Trump’s approach to Trump on scale caused real damage, said Susan Bell, main vice-president of Rystad Energy raw markets. The safest option in times of uncertainty for businesses based on assets such as oil companies is to reduce capital spending, said Bell.
“There is a loss of confidence, not only in investment in the shale industry, but really investment in the United States,” she said.
Oil production has threatened
Shale oil companies have led to rapidly growing the United States in the largest gross producer in the world. These companies currently need American crude crude prices for an average of $ 65 per barrel to unravel new wells to profit, according to managers of 81 companies questioned by the Federal Reserve Bank of Dallas.
US gross prices at the bottom of $ 60 are the area where companies can start training less over the next six months, said Burkhard. Producers will have to decide either to reduce lucrative yields for shareholders, or to release their activity in the oil patch, he said.
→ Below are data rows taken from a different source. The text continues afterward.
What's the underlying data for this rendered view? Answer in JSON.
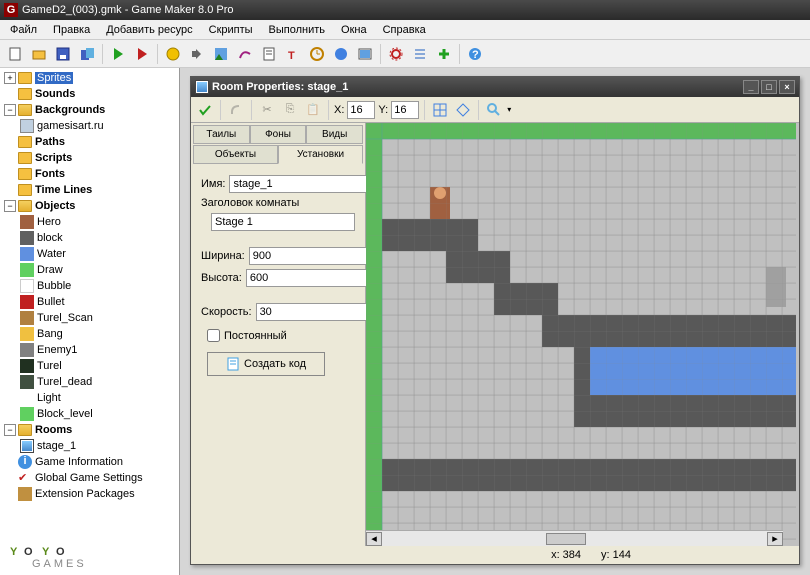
{
  "title": "GameD2_(003).gmk - Game Maker 8.0 Pro",
  "menus": [
    "Файл",
    "Правка",
    "Добавить ресурс",
    "Скрипты",
    "Выполнить",
    "Окна",
    "Справка"
  ],
  "tree": {
    "sprites": "Sprites",
    "sounds": "Sounds",
    "backgrounds": "Backgrounds",
    "bg_item": "gamesisart.ru",
    "paths": "Paths",
    "scripts": "Scripts",
    "fonts": "Fonts",
    "timelines": "Time Lines",
    "objects": "Objects",
    "obj": [
      "Hero",
      "block",
      "Water",
      "Draw",
      "Bubble",
      "Bullet",
      "Turel_Scan",
      "Bang",
      "Enemy1",
      "Turel",
      "Turel_dead",
      "Light",
      "Block_level"
    ],
    "rooms": "Rooms",
    "room_item": "stage_1",
    "game_info": "Game Information",
    "global_settings": "Global Game Settings",
    "extensions": "Extension Packages"
  },
  "subwin": {
    "title": "Room Properties: stage_1",
    "x_label": "X:",
    "x_val": "16",
    "y_label": "Y:",
    "y_val": "16",
    "tabs1": [
      "Таилы",
      "Фоны",
      "Виды"
    ],
    "tabs2": [
      "Объекты",
      "Установки"
    ],
    "name_label": "Имя:",
    "name_val": "stage_1",
    "caption_label": "Заголовок комнаты",
    "caption_val": "Stage 1",
    "width_label": "Ширина:",
    "width_val": "900",
    "height_label": "Высота:",
    "height_val": "600",
    "speed_label": "Скорость:",
    "speed_val": "30",
    "persistent": "Постоянный",
    "create_code": "Создать код",
    "status_x": "x: 384",
    "status_y": "y: 144"
  },
  "logo": "YoYo GAMES"
}
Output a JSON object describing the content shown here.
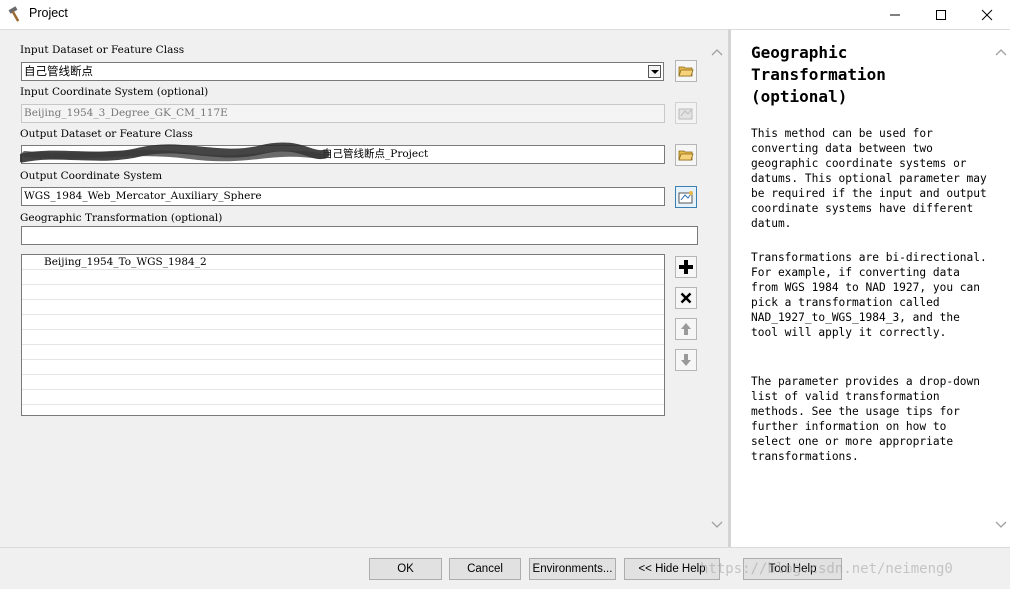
{
  "window": {
    "title": "Project",
    "minimize_icon": "minimize-icon",
    "maximize_icon": "maximize-icon",
    "close_icon": "close-icon"
  },
  "form": {
    "input_dataset": {
      "label": "Input Dataset or Feature Class",
      "value": "自己管线断点"
    },
    "input_cs": {
      "label": "Input Coordinate System (optional)",
      "value": "Beijing_1954_3_Degree_GK_CM_117E"
    },
    "output_dataset": {
      "label": "Output Dataset or Feature Class",
      "value_visible_suffix": "自己管线断点_Project"
    },
    "output_cs": {
      "label": "Output Coordinate System",
      "value": "WGS_1984_Web_Mercator_Auxiliary_Sphere"
    },
    "geo_transform": {
      "label": "Geographic Transformation (optional)",
      "value": ""
    },
    "transform_list": [
      "Beijing_1954_To_WGS_1984_2"
    ]
  },
  "help": {
    "title": "Geographic Transformation (optional)",
    "paragraphs": [
      "This method can be used for converting data between two geographic coordinate systems or datums. This optional parameter may be required if the input and output coordinate systems have different datum.",
      "Transformations are bi-directional. For example, if converting data from WGS 1984 to NAD 1927, you can pick a transformation called NAD_1927_to_WGS_1984_3, and the tool will apply it correctly.",
      "The parameter provides a drop-down list of valid transformation methods. See the usage tips for further information on how to select one or more appropriate transformations."
    ]
  },
  "buttons": {
    "ok": "OK",
    "cancel": "Cancel",
    "environments": "Environments...",
    "hide_help": "<< Hide Help",
    "tool_help": "Tool Help"
  },
  "watermark": "https://blog.csdn.net/neimeng0",
  "colors": {
    "accent": "#3c7fb1",
    "folder": "#e8b84a"
  }
}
About fifty platforms could be reduced immediately with more potentially on the blocking if prices remain at these levels, said Bell.
Goldman Sachs has reduced his price forecasts for WTI to $ 58 by December 2025 and $ 51 by the end of next year. US oil growth would be the flat line if the gross fell at a beach from $ 50 to $ 55 per barrel for a sustained period, Walt Chancellor said energy strategist at Macquarie Group.
Shale companies are also faced with the threat of Trump's steel prices, potentially increasing the cost of new 10%wells, said Bell. Companies would need even higher oil prices to unravel new wells in a profitable manner, she said.

“This adds to the costs at the time that … Oil prices are decreasing – it's another success, “said Burkhard about steel prices.
American shale producers have cracked in their criticism of Trump's pricing policy in anonymous responses to the Dallas Fed Energy Survey published in March.
A manager said: “Administration chaos is a disaster for raw materials markets.” Trump's call to “unravel, baby, forest” is a “myth and a populist rallying cry,” said the executive. “President's pricing policy is impossible for us to predict and has no clear objective,” said the person, calling for “stability”.
“I have never felt more uncertainty about our business during my career over 40 years of age,” said another executive at Dallas Fed.
US Energy Secretary Chris Wright admitted Tuesday that punishment prices will worry oil producers. Wright, founder and former CEO of the natural fracturing company, Liberty Energy, argued that Trump would lower the costs of producers by removing uncertainty around allowing and approving more pipelines and exporting terminals, which allows them to pump at lower prices.
“The lower prices are good for consumers, and as producers increase and lower the cost structure, they will also prosper at lower prices,” Wright to “Money Movers” from CNBC. “What you see at the moment is fear and uncertainty because the sausage is done,” he said about Trump's pricing policy.
The unpredictability caused by Trump's prices has also struck the stock of the company Wright founded. Liberty shares have been down 32% since April 2.